For those of you who don’t know, we are Wiccan. We recited an incantation to remove negative energy from our home and our lives, replacing it with positive things like new opportunities, money, and health—similar to the affirmations we wrote on the coconut cookies. We always find these incantations helpful for protecting ourselves and our home from negative energy.

When the clock struck midnight in Argentina, we drank champagne. (It was the cheapest sh*t we’d ever bought and will never buy again.) For us, though, the New Year isn’t official until the ball drops in Times Square.
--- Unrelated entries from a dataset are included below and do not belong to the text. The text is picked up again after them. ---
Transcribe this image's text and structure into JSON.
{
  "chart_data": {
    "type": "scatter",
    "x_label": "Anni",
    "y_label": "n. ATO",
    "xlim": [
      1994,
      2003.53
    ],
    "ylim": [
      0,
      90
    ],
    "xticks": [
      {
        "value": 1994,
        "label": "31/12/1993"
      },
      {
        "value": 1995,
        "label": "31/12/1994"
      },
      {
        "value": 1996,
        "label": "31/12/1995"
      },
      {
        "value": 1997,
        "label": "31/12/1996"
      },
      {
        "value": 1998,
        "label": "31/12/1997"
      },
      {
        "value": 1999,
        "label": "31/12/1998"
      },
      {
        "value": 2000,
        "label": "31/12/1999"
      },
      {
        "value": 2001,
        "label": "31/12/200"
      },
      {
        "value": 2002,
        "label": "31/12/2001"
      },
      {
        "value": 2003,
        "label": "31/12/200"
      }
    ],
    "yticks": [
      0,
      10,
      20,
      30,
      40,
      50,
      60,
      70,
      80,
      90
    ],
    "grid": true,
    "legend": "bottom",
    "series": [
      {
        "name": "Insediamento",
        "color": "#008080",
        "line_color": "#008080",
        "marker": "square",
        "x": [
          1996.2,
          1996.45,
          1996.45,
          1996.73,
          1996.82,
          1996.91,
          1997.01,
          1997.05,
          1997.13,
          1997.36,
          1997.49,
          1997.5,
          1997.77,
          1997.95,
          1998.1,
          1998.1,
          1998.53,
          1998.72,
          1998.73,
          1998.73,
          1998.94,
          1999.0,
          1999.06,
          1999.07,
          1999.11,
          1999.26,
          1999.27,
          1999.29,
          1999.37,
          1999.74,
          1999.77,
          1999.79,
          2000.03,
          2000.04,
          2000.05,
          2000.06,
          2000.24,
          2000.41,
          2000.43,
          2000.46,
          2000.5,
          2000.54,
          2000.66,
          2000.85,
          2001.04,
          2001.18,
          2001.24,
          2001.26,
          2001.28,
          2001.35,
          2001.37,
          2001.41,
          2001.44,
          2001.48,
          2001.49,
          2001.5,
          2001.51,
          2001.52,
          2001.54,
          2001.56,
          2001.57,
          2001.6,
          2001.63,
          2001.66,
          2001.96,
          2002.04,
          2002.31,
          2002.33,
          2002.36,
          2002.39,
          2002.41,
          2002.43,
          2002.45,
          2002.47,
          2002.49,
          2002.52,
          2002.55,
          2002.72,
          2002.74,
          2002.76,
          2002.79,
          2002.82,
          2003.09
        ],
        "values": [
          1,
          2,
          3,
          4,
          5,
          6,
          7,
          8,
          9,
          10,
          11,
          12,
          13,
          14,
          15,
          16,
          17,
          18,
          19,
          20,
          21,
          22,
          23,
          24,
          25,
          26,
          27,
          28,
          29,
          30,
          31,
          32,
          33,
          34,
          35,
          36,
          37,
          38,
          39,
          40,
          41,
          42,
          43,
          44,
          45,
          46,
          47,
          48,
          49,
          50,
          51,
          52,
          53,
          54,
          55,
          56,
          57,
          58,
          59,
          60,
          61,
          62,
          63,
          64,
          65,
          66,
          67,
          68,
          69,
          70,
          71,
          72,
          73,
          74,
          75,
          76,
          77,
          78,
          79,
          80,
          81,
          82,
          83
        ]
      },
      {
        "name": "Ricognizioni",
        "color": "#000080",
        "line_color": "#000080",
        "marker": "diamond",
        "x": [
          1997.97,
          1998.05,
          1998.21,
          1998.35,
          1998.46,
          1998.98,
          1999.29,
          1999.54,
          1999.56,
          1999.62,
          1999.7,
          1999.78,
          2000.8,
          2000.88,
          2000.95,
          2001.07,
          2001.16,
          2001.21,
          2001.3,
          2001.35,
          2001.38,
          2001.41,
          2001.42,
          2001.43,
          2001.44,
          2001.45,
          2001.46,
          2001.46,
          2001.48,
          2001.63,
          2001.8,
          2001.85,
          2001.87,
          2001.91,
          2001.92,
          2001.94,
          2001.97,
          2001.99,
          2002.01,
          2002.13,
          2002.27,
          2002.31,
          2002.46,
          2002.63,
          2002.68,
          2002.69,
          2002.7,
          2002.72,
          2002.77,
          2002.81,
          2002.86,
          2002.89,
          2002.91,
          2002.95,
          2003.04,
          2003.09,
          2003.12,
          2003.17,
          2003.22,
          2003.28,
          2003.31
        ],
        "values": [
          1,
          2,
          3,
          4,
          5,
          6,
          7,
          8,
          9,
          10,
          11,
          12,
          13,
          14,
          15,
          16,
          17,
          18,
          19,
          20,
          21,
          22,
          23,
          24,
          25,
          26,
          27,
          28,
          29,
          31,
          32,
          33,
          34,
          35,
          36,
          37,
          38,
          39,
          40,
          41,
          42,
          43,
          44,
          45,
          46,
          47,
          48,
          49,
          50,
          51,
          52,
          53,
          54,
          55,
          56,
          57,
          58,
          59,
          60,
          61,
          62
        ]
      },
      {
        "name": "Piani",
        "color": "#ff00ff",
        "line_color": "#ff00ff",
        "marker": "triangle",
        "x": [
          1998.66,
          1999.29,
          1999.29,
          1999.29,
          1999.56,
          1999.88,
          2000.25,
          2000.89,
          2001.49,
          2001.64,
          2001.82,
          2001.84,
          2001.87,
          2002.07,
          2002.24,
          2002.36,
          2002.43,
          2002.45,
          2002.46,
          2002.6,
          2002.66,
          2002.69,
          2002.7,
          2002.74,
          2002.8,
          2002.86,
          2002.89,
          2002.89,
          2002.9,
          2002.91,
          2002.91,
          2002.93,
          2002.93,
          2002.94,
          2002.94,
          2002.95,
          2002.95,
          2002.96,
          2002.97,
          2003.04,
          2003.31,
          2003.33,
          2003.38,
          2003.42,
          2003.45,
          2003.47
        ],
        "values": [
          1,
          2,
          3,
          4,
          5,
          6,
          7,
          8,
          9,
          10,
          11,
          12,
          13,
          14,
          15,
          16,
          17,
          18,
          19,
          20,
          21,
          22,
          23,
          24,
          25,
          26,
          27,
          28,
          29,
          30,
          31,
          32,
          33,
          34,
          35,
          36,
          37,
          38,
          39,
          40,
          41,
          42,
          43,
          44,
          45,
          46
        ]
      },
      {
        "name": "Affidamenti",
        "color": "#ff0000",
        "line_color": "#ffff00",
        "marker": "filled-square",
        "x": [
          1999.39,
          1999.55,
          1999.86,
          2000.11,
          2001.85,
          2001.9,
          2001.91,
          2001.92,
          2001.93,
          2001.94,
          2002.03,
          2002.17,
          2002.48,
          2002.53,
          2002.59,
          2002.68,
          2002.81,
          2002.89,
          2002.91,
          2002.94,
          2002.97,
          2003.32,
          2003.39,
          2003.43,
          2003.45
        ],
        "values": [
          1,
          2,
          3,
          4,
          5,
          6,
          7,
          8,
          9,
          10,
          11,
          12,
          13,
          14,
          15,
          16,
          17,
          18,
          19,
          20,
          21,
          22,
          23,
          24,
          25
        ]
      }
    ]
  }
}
Sadly, we can’t watch Dick Clark's New Year's Rockin’ Eve with Ryan Seacrest from Argentina, but we managed to watch the ball drop via the NYE Live Webcast.
We waited until midnight in New York City, which is 2 a.m. in Argentina. In preparation, we cleaned 24 grapes. This tradition involves eating 12 grapes, one for each wish we have for the new year.
Since the champagne earlier was so nasty, we made a mix of Malibu coconut rum and pineapple soy juice. When the countdown began, the ball started to drop, and 2025 officially arrived. After a long, emotional hug and a kiss, the husband and I drank our coconut rum mix and ate our grapes.
Phew! We did it! We survived another year in this world and living abroad in Argentina. I don’t know what 2025 will bring, but we plan to take things one day at a time.